OK, here's a slightly more refined example. We start with a slightly non-spherical limit set, which makes a nice basic planet surface:

Now let's make some slightly better vegetation, four different cluster-trees of slightly different colours and sizes:

We can attach them to the octahedral tiles with a transition tile that links to all four trees:

Now if we take a shell-shell to represent craters on the planet:

then we link one of its 6 spheres to the above tree transition tile, then we get some life on the crater structure:

Now we can apply this shell-shell to one of the six spheres in the planet limit set:

It has added lots of craters and the 'vegetation' down in the craters.

Now modifying a whole 6th of the planet is a bit extreme for a large world, so I've added the ability to direct the link to the next set to any descendant sphere, not just one of the generating spheres. Here it applies it to one child sphere (so 1/36th of the world):

The deeper the descendant that does the link, the smaller the part of the wold it effects.

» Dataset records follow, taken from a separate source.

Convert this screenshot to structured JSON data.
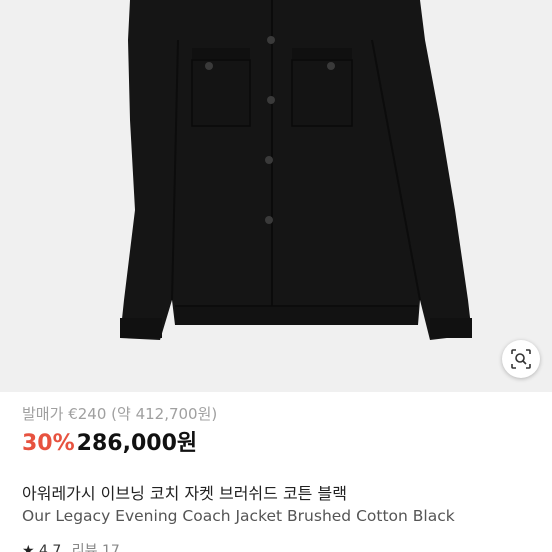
{
  "product": {
    "original_price_label": "발매가",
    "original_price": "€240",
    "original_price_converted": "(약 412,700원)",
    "discount": "30%",
    "sale_price": "286,000원",
    "title_ko": "아워레가시 이브닝 코치 자켓 브러쉬드 코튼 블랙",
    "title_en": "Our Legacy Evening Coach Jacket Brushed Cotton Black",
    "rating": "4.7",
    "reviews_label": "리뷰 17"
  },
  "icons": {
    "lens": "image-search-icon",
    "star": "star-icon"
  },
  "colors": {
    "discount": "#e7523f",
    "background": "#f0f0f0",
    "jacket": "#151515"
  }
}
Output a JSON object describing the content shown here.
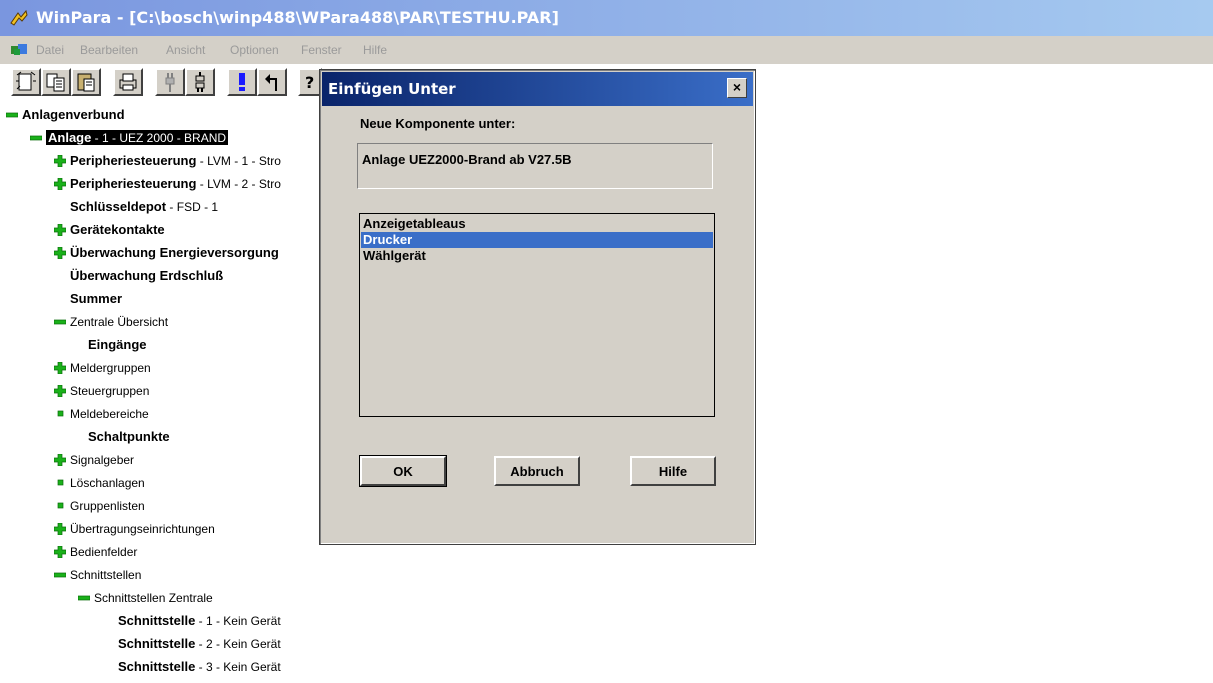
{
  "window": {
    "title": "WinPara - [C:\\bosch\\winp488\\WPara488\\PAR\\TESTHU.PAR]"
  },
  "menu": {
    "items": [
      "Datei",
      "Bearbeiten",
      "Ansicht",
      "Optionen",
      "Fenster",
      "Hilfe"
    ]
  },
  "toolbar": {
    "buttons": [
      "new-icon",
      "copy-icon",
      "paste-icon",
      "print-icon",
      "plug-icon",
      "unplug-icon",
      "exclamation-icon",
      "undo-icon",
      "help-icon"
    ]
  },
  "tree": {
    "root": "Anlagenverbund",
    "anlage": {
      "name": "Anlage",
      "desc": " - 1 - UEZ 2000 - BRAND"
    },
    "items": [
      {
        "name": "Peripheriesteuerung",
        "desc": " - LVM - 1 - Stro"
      },
      {
        "name": "Peripheriesteuerung",
        "desc": " - LVM - 2 - Stro"
      },
      {
        "name": "Schlüsseldepot",
        "desc": " - FSD - 1"
      },
      {
        "name": "Gerätekontakte",
        "desc": ""
      },
      {
        "name": "Überwachung Energieversorgung",
        "desc": ""
      },
      {
        "name": "Überwachung Erdschluß",
        "desc": ""
      },
      {
        "name": "Summer",
        "desc": ""
      },
      {
        "name": "Zentrale Übersicht",
        "desc": ""
      },
      {
        "name": "Eingänge",
        "desc": ""
      },
      {
        "name": "Meldergruppen",
        "desc": ""
      },
      {
        "name": "Steuergruppen",
        "desc": ""
      },
      {
        "name": "Meldebereiche",
        "desc": ""
      },
      {
        "name": "Schaltpunkte",
        "desc": ""
      },
      {
        "name": "Signalgeber",
        "desc": ""
      },
      {
        "name": "Löschanlagen",
        "desc": ""
      },
      {
        "name": "Gruppenlisten",
        "desc": ""
      },
      {
        "name": "Übertragungseinrichtungen",
        "desc": ""
      },
      {
        "name": "Bedienfelder",
        "desc": ""
      },
      {
        "name": "Schnittstellen",
        "desc": ""
      },
      {
        "name": "Schnittstellen Zentrale",
        "desc": ""
      },
      {
        "name": "Schnittstelle",
        "desc": " - 1 - Kein Gerät"
      },
      {
        "name": "Schnittstelle",
        "desc": " - 2 - Kein Gerät"
      },
      {
        "name": "Schnittstelle",
        "desc": " - 3 - Kein Gerät"
      }
    ]
  },
  "dialog": {
    "title": "Einfügen Unter",
    "close": "×",
    "label": "Neue Komponente unter:",
    "parent_value": "Anlage UEZ2000-Brand ab V27.5B",
    "list": [
      "Anzeigetableaus",
      "Drucker",
      "Wählgerät"
    ],
    "selected_index": 1,
    "ok": "OK",
    "cancel": "Abbruch",
    "help": "Hilfe"
  },
  "colors": {
    "title_bar": "#7a96df",
    "dialog_title": "#0a246a",
    "selection": "#3a6ec8",
    "tree_icon": "#1ab11a"
  }
}
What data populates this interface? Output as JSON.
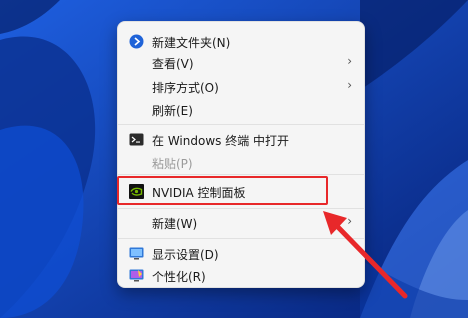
{
  "context_menu": {
    "items": [
      {
        "label": "新建文件夹(N)",
        "icon": "new-folder-icon"
      },
      {
        "label": "查看(V)",
        "has_submenu": true
      },
      {
        "label": "排序方式(O)",
        "has_submenu": true
      },
      {
        "label": "刷新(E)"
      },
      {
        "label": "在 Windows 终端 中打开",
        "icon": "terminal-icon"
      },
      {
        "label": "粘贴(P)",
        "disabled": true
      },
      {
        "label": "NVIDIA 控制面板",
        "icon": "nvidia-icon",
        "highlighted": true
      },
      {
        "label": "新建(W)",
        "has_submenu": true
      },
      {
        "label": "显示设置(D)",
        "icon": "display-settings-icon"
      },
      {
        "label": "个性化(R)",
        "icon": "personalize-icon"
      }
    ],
    "chevron_glyph": "›"
  },
  "colors": {
    "highlight_border": "#e8282a",
    "arrow": "#e8282a",
    "desktop_bg": "#0a3fae",
    "menu_bg": "#f5f5f5"
  }
}
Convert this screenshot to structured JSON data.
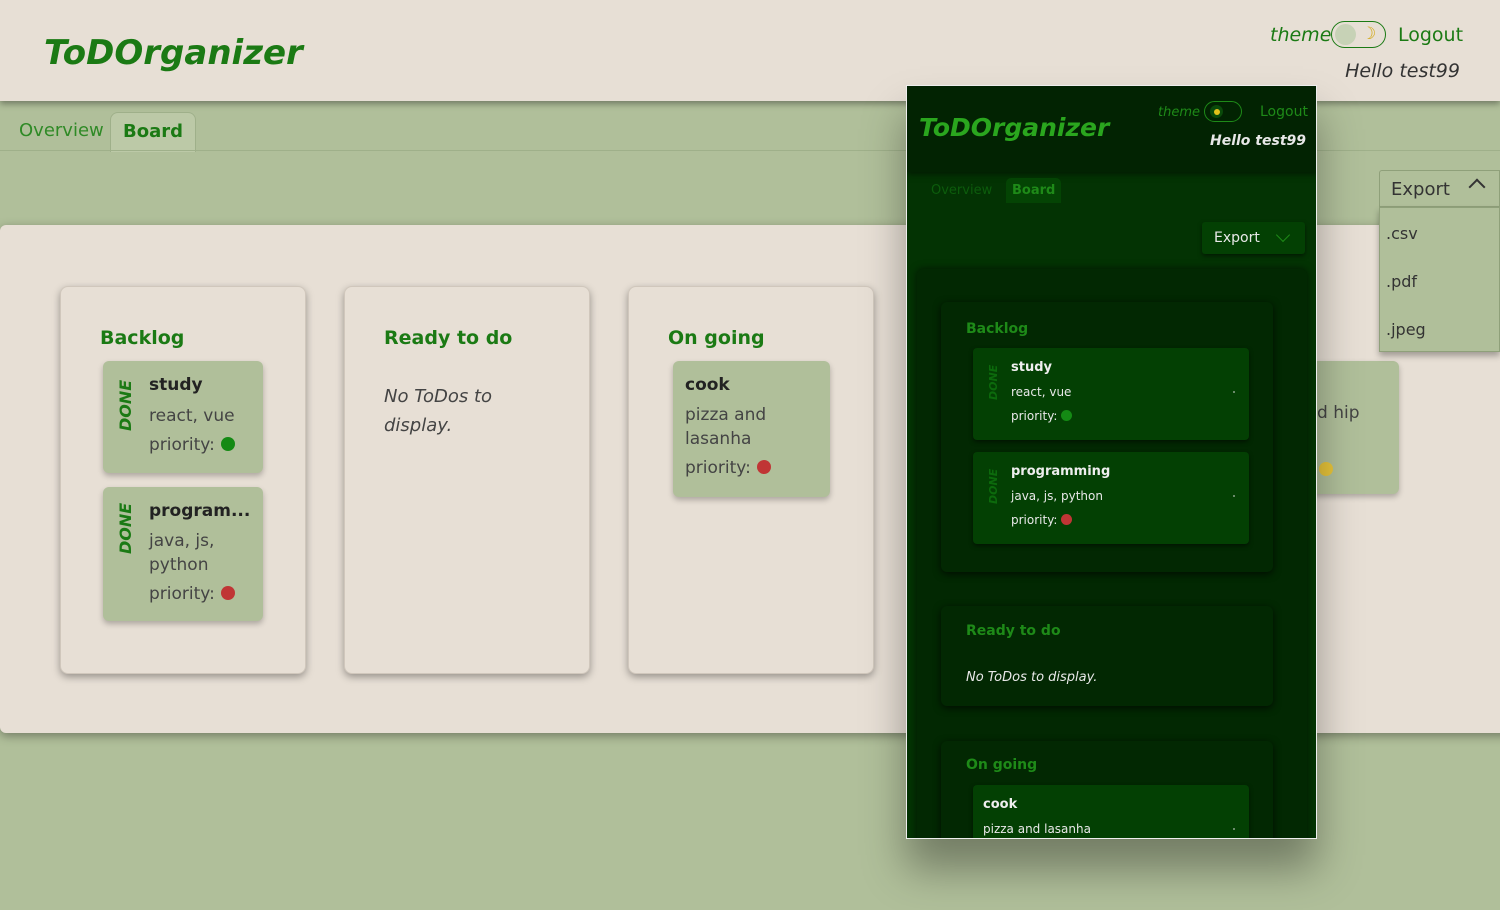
{
  "header": {
    "logo": "ToDOrganizer",
    "theme_label": "theme",
    "logout_label": "Logout",
    "greeting": "Hello test99"
  },
  "tabs": [
    {
      "label": "Overview",
      "active": false
    },
    {
      "label": "Board",
      "active": true
    }
  ],
  "export": {
    "label": "Export",
    "options": [
      ".csv",
      ".pdf",
      ".jpeg"
    ]
  },
  "board": {
    "columns": [
      {
        "title": "Backlog",
        "cards": [
          {
            "status": "DONE",
            "title": "study",
            "description": "react, vue",
            "priority_label": "priority:",
            "priority_color": "#148a14"
          },
          {
            "status": "DONE",
            "title": "program...",
            "description": "java, js, python",
            "priority_label": "priority:",
            "priority_color": "#c03535"
          }
        ]
      },
      {
        "title": "Ready to do",
        "empty_message": "No ToDos to display."
      },
      {
        "title": "On going",
        "cards": [
          {
            "title": "cook",
            "description": "pizza and lasanha",
            "priority_label": "priority:",
            "priority_color": "#c03535"
          }
        ]
      }
    ],
    "partial_card": {
      "text": "d hip",
      "priority_color": "#e8c53a"
    }
  },
  "dark_preview": {
    "logo": "ToDOrganizer",
    "theme_label": "theme",
    "logout_label": "Logout",
    "greeting": "Hello test99",
    "tabs": [
      {
        "label": "Overview"
      },
      {
        "label": "Board"
      }
    ],
    "export_label": "Export",
    "columns": [
      {
        "title": "Backlog",
        "cards": [
          {
            "status": "DONE",
            "title": "study",
            "description": "react, vue",
            "priority_label": "priority:",
            "priority_color": "#148a14"
          },
          {
            "status": "DONE",
            "title": "programming",
            "description": "java, js, python",
            "priority_label": "priority:",
            "priority_color": "#c03535"
          }
        ]
      },
      {
        "title": "Ready to do",
        "empty_message": "No ToDos to display."
      },
      {
        "title": "On going",
        "cards": [
          {
            "title": "cook",
            "description": "pizza and lasanha"
          }
        ]
      }
    ]
  },
  "colors": {
    "brand_green": "#1b7a14",
    "page_bg": "#b0bf9a",
    "panel_bg": "#e7dfd5",
    "dark_bg": "#033303"
  }
}
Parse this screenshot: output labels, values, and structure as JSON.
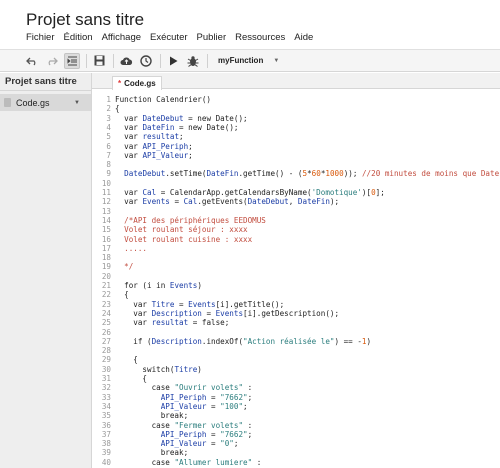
{
  "project_title": "Projet sans titre",
  "menu": [
    "Fichier",
    "Édition",
    "Affichage",
    "Exécuter",
    "Publier",
    "Ressources",
    "Aide"
  ],
  "toolbar": {
    "icons": [
      "undo-icon",
      "redo-icon",
      "indent-icon",
      "save-icon",
      "cloud-publish-icon",
      "triggers-icon",
      "run-icon",
      "debug-icon"
    ],
    "function_select": "myFunction"
  },
  "sidebar": {
    "title": "Projet sans titre",
    "files": [
      {
        "name": "Code.gs"
      }
    ]
  },
  "tab": {
    "modified_marker": "*",
    "label": "Code.gs"
  },
  "colors": {
    "keyword": "#7f0055",
    "variable": "#1b3da6",
    "string": "#2a7d7d",
    "number": "#d8580a",
    "comment": "#c24d3f",
    "plain": "#222222"
  },
  "code_lines": [
    [
      [
        "Function Calendrier()",
        "plain"
      ]
    ],
    [
      [
        "{",
        "plain"
      ]
    ],
    [
      [
        "  var ",
        "plain"
      ],
      [
        "DateDebut",
        "variable"
      ],
      [
        " = new Date();",
        "plain"
      ]
    ],
    [
      [
        "  var ",
        "plain"
      ],
      [
        "DateFin",
        "variable"
      ],
      [
        " = new Date();",
        "plain"
      ]
    ],
    [
      [
        "  var ",
        "plain"
      ],
      [
        "resultat",
        "variable"
      ],
      [
        ";",
        "plain"
      ]
    ],
    [
      [
        "  var ",
        "plain"
      ],
      [
        "API_Periph",
        "variable"
      ],
      [
        ";",
        "plain"
      ]
    ],
    [
      [
        "  var ",
        "plain"
      ],
      [
        "API_Valeur",
        "variable"
      ],
      [
        ";",
        "plain"
      ]
    ],
    [],
    [
      [
        "  ",
        "plain"
      ],
      [
        "DateDebut",
        "variable"
      ],
      [
        ".setTime(",
        "plain"
      ],
      [
        "DateFin",
        "variable"
      ],
      [
        ".getTime() - (",
        "plain"
      ],
      [
        "5",
        "number"
      ],
      [
        "*",
        "plain"
      ],
      [
        "60",
        "number"
      ],
      [
        "*",
        "plain"
      ],
      [
        "1000",
        "number"
      ],
      [
        ")); ",
        "plain"
      ],
      [
        "//20 minutes de moins que DateFin",
        "comment"
      ]
    ],
    [],
    [
      [
        "  var ",
        "plain"
      ],
      [
        "Cal",
        "variable"
      ],
      [
        " = CalendarApp.getCalendarsByName(",
        "plain"
      ],
      [
        "'Domotique'",
        "string"
      ],
      [
        ")[",
        "plain"
      ],
      [
        "0",
        "number"
      ],
      [
        "];",
        "plain"
      ]
    ],
    [
      [
        "  var ",
        "plain"
      ],
      [
        "Events",
        "variable"
      ],
      [
        " = ",
        "plain"
      ],
      [
        "Cal",
        "variable"
      ],
      [
        ".getEvents(",
        "plain"
      ],
      [
        "DateDebut",
        "variable"
      ],
      [
        ", ",
        "plain"
      ],
      [
        "DateFin",
        "variable"
      ],
      [
        ");",
        "plain"
      ]
    ],
    [],
    [
      [
        "  /*API des périphériques EEDOMUS",
        "comment"
      ]
    ],
    [
      [
        "  Volet roulant séjour : xxxx",
        "comment"
      ]
    ],
    [
      [
        "  Volet roulant cuisine : xxxx",
        "comment"
      ]
    ],
    [
      [
        "  .....",
        "comment"
      ]
    ],
    [],
    [
      [
        "  */",
        "comment"
      ]
    ],
    [],
    [
      [
        "  for (i in ",
        "plain"
      ],
      [
        "Events",
        "variable"
      ],
      [
        ")",
        "plain"
      ]
    ],
    [
      [
        "  {",
        "plain"
      ]
    ],
    [
      [
        "    var ",
        "plain"
      ],
      [
        "Titre",
        "variable"
      ],
      [
        " = ",
        "plain"
      ],
      [
        "Events",
        "variable"
      ],
      [
        "[i].getTitle();",
        "plain"
      ]
    ],
    [
      [
        "    var ",
        "plain"
      ],
      [
        "Description",
        "variable"
      ],
      [
        " = ",
        "plain"
      ],
      [
        "Events",
        "variable"
      ],
      [
        "[i].getDescription();",
        "plain"
      ]
    ],
    [
      [
        "    var ",
        "plain"
      ],
      [
        "resultat",
        "variable"
      ],
      [
        " = false;",
        "plain"
      ]
    ],
    [],
    [
      [
        "    if (",
        "plain"
      ],
      [
        "Description",
        "variable"
      ],
      [
        ".indexOf(",
        "plain"
      ],
      [
        "\"Action réalisée le\"",
        "string"
      ],
      [
        ") == -",
        "plain"
      ],
      [
        "1",
        "number"
      ],
      [
        ")",
        "plain"
      ]
    ],
    [],
    [
      [
        "    {",
        "plain"
      ]
    ],
    [
      [
        "      switch(",
        "plain"
      ],
      [
        "Titre",
        "variable"
      ],
      [
        ")",
        "plain"
      ]
    ],
    [
      [
        "      {",
        "plain"
      ]
    ],
    [
      [
        "        case ",
        "plain"
      ],
      [
        "\"Ouvrir volets\"",
        "string"
      ],
      [
        " :",
        "plain"
      ]
    ],
    [
      [
        "          ",
        "plain"
      ],
      [
        "API_Periph",
        "variable"
      ],
      [
        " = ",
        "plain"
      ],
      [
        "\"7662\"",
        "string"
      ],
      [
        ";",
        "plain"
      ]
    ],
    [
      [
        "          ",
        "plain"
      ],
      [
        "API_Valeur",
        "variable"
      ],
      [
        " = ",
        "plain"
      ],
      [
        "\"100\"",
        "string"
      ],
      [
        ";",
        "plain"
      ]
    ],
    [
      [
        "          break;",
        "plain"
      ]
    ],
    [
      [
        "        case ",
        "plain"
      ],
      [
        "\"Fermer volets\"",
        "string"
      ],
      [
        " :",
        "plain"
      ]
    ],
    [
      [
        "          ",
        "plain"
      ],
      [
        "API_Periph",
        "variable"
      ],
      [
        " = ",
        "plain"
      ],
      [
        "\"7662\"",
        "string"
      ],
      [
        ";",
        "plain"
      ]
    ],
    [
      [
        "          ",
        "plain"
      ],
      [
        "API_Valeur",
        "variable"
      ],
      [
        " = ",
        "plain"
      ],
      [
        "\"0\"",
        "string"
      ],
      [
        ";",
        "plain"
      ]
    ],
    [
      [
        "          break;",
        "plain"
      ]
    ],
    [
      [
        "        case ",
        "plain"
      ],
      [
        "\"Allumer lumiere\"",
        "string"
      ],
      [
        " :",
        "plain"
      ]
    ],
    [
      [
        "          ",
        "plain"
      ],
      [
        "API_Periph",
        "variable"
      ],
      [
        " = ",
        "plain"
      ],
      [
        "\"3659\"",
        "string"
      ],
      [
        ";",
        "plain"
      ]
    ]
  ]
}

This is a grandchild (so a 216th of the world):

The greenery-filled shell-shell occupies more than a 216th in the final limit set because you don't see just the descendent sphere but the reflections of that sphere over the other parts of the world. 

So this is different to traditional world building, you can specify a location for a patch of terrain by specifying the descendent, but you get a distribution of the structure, not just a single one. This is actually quite nice and natural, many things like forests, water bodies and mountains come in distributions rather than just single items.